Twitter photo by Edmonton Sun.
The Council of Canadians supported the call for the Alberta NDP to adopt at their convention this weekend (June 10-12) resolutions backing both a moratorium on fracking and a comprehensive expert study into it.
We circulated this petition calling on members of the Alberta NDP to support these two resolutions on fracking.
There were early signs of trouble.
On Friday afternoon, the Calgary Sun reported, “Resolutions will first be discussed Friday by closed-door panels of party members who will decide whether the policies will make it to the floor on the weekend for further debate.” In the early afternoon, a National Observer reporter tweeted, “Motion to implement a moratorium on hydraulic fracking defeated by delegates on the convention floor.” Later that afternoon, CBC noted, “Motions to bump the items on fracking and pipelines closer to the front of the agenda were defeated on Friday, as the convention got underway.”
And by Sunday night the Calgary Herald reported, “Some delegates expressed disappointment over a lack of debate over controversial resolutions on pipelines and hydraulic fracturing. Paul Lawson, a labour delegate from Calgary, said he sensed the party is fearful of anything suggestive of the Leap Manifesto, an anti-fossil fuel agenda under discussion by the federal NDP that has been strongly condemned by [Premier Rachel] Notley and her government. He said in an interview that the resolution calling for a moratorium on fracking in Alberta should have been brought to the floor given the concerns that exist in rural areas.”
It is too bad because the resolutions really only reflected what Ms. Notley had said less than four years ago while in opposition.
In August 2012, as the party’s environment critic, she stated, “If we don’t get a better … understanding of what’s safe for Albertans, we run the risk of doing some really long-term damage. In Alberta, we have no regulation — at all — that specifically covers fracking activity. [Questions need to be answered before] we start holus-bolus giving out water to the fracking industry without knowing the safety that needs to come along with that.”
But that was then and this is now.
In fact even by June 2015 the Calgary Herald had reported, “NDP Energy Minister Marg McCuaig-Boyd [now says] she could not say whether there is too much hydraulic fracturing in the province.”
This despite previous statements by Ms. Notley and former NDP leader Brian Mason highlighting that the province had approved five million cubic meters of water for fracking in 2011, that the number of fracking licenses had increased from 203 in 2012 to 1,516 in 2013, and that they felt – albeit before forming government – that a study was needed to understand the impact of fracking on drinking water.

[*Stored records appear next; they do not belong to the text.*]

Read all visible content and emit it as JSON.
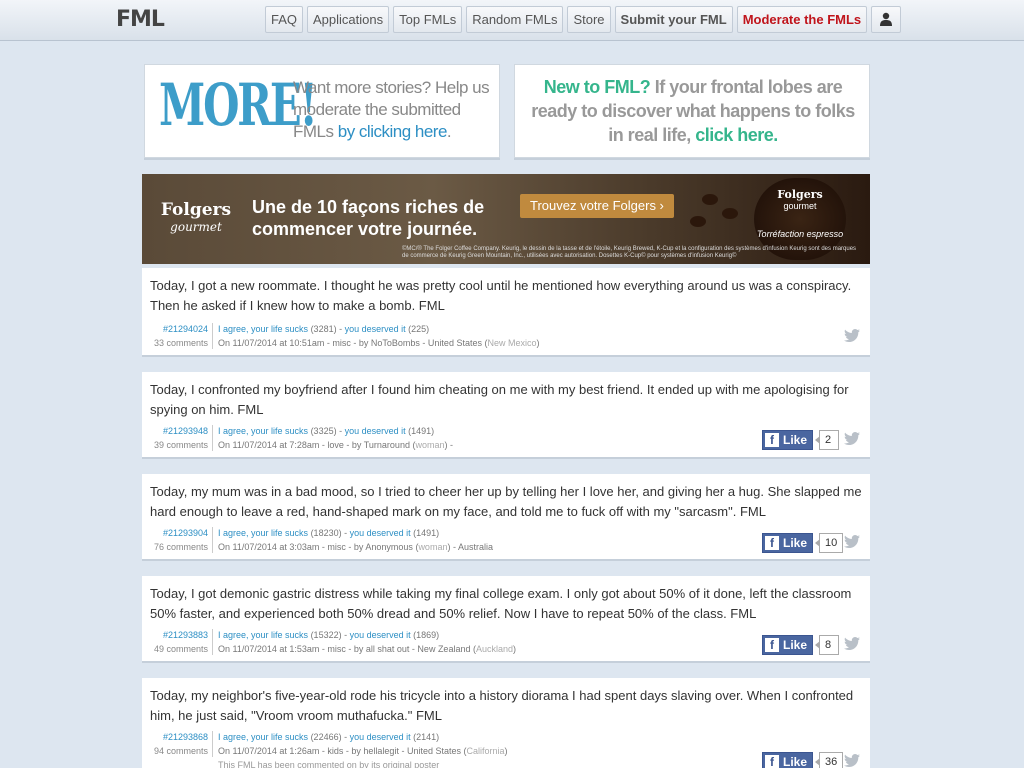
{
  "header": {
    "logo": "FML",
    "nav": [
      {
        "label": "FAQ",
        "style": "normal"
      },
      {
        "label": "Applications",
        "style": "normal"
      },
      {
        "label": "Top FMLs",
        "style": "normal"
      },
      {
        "label": "Random FMLs",
        "style": "normal"
      },
      {
        "label": "Store",
        "style": "normal"
      },
      {
        "label": "Submit your FML",
        "style": "bold"
      },
      {
        "label": "Moderate the FMLs",
        "style": "red"
      }
    ],
    "user_icon": "user-icon"
  },
  "promo_left": {
    "big_word": "MORE!",
    "text": "Want more stories? Help us moderate the submitted FMLs",
    "link": "by clicking here",
    "after": "."
  },
  "promo_right": {
    "lead": "New to FML?",
    "text": "If your frontal lobes are ready to discover what happens to folks in real life,",
    "link": "click here."
  },
  "ad": {
    "brand": "Folgers",
    "brand_sub": "gourmet",
    "headline": "Une de 10 façons riches de commencer votre journée.",
    "cta": "Trouvez votre Folgers ›",
    "fine_print": "©MC/® The Folger Coffee Company. Keurig, le dessin de la tasse et de l'étoile, Keurig Brewed, K-Cup et la configuration des systèmes d'infusion Keurig sont des marques de commerce de Keurig Green Mountain, Inc., utilisées avec autorisation. Dosettes K-Cup© pour systèmes d'infusion Keurig©",
    "cup_brand": "Folgers",
    "cup_sub": "gourmet",
    "cup_tag": "Torréfaction espresso"
  },
  "stories": [
    {
      "text": "Today, I got a new roommate. I thought he was pretty cool until he mentioned how everything around us was a conspiracy. Then he asked if I knew how to make a bomb. FML",
      "id": "#21294024",
      "comments": "33 comments",
      "agree": "I agree, your life sucks",
      "agree_count": "(3281)",
      "sep": " - ",
      "deserved": "you deserved it",
      "deserved_count": "(225)",
      "meta": "On 11/07/2014 at 10:51am - misc - by NoToBombs - United States (",
      "loc": "New Mexico",
      "meta_end": ")",
      "likes": ""
    },
    {
      "text": "Today, I confronted my boyfriend after I found him cheating on me with my best friend. It ended up with me apologising for spying on him. FML",
      "id": "#21293948",
      "comments": "39 comments",
      "agree": "I agree, your life sucks",
      "agree_count": "(3325)",
      "sep": " - ",
      "deserved": "you deserved it",
      "deserved_count": "(1491)",
      "meta": "On 11/07/2014 at 7:28am - love - by Turnaround (",
      "loc": "woman",
      "meta_end": ") -",
      "likes": "2"
    },
    {
      "text": "Today, my mum was in a bad mood, so I tried to cheer her up by telling her I love her, and giving her a hug. She slapped me hard enough to leave a red, hand-shaped mark on my face, and told me to fuck off with my \"sarcasm\". FML",
      "id": "#21293904",
      "comments": "76 comments",
      "agree": "I agree, your life sucks",
      "agree_count": "(18230)",
      "sep": " - ",
      "deserved": "you deserved it",
      "deserved_count": "(1491)",
      "meta": "On 11/07/2014 at 3:03am - misc - by Anonymous (",
      "loc": "woman",
      "meta_end": ") - Australia",
      "likes": "10"
    },
    {
      "text": "Today, I got demonic gastric distress while taking my final college exam. I only got about 50% of it done, left the classroom 50% faster, and experienced both 50% dread and 50% relief. Now I have to repeat 50% of the class. FML",
      "id": "#21293883",
      "comments": "49 comments",
      "agree": "I agree, your life sucks",
      "agree_count": "(15322)",
      "sep": " - ",
      "deserved": "you deserved it",
      "deserved_count": "(1869)",
      "meta": "On 11/07/2014 at 1:53am - misc - by all shat out - New Zealand (",
      "loc": "Auckland",
      "meta_end": ")",
      "likes": "8"
    },
    {
      "text": "Today, my neighbor's five-year-old rode his tricycle into a history diorama I had spent days slaving over. When I confronted him, he just said, \"Vroom vroom muthafucka.\" FML",
      "id": "#21293868",
      "comments": "94 comments",
      "agree": "I agree, your life sucks",
      "agree_count": "(22466)",
      "sep": " - ",
      "deserved": "you deserved it",
      "deserved_count": "(2141)",
      "meta": "On 11/07/2014 at 1:26am - kids - by hellalegit - United States (",
      "loc": "California",
      "meta_end": ")",
      "likes": "36",
      "owner_note": "This FML has been commented on by its original poster"
    }
  ],
  "fb_label": "Like",
  "icons": {
    "facebook": "facebook-icon",
    "twitter": "twitter-icon"
  },
  "colors": {
    "link": "#2d8fc4",
    "moderate": "#c0141b",
    "new_fml": "#35b58c",
    "facebook": "#4a66a0"
  }
}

The Alberta NDP government’s refusal to even debate the issue of fracking stands in contrast to the Parti Québécois minority government that implemented a moratorium on fracking in 2013, the Liberal governments in New Brunswick and Nova Scotia that have both now implemented a moratorium on fracking, and the Progressive Conservative government in Newfoundland and Labrador that appointed an independent panel in August 2014 to examine the issue of fracking.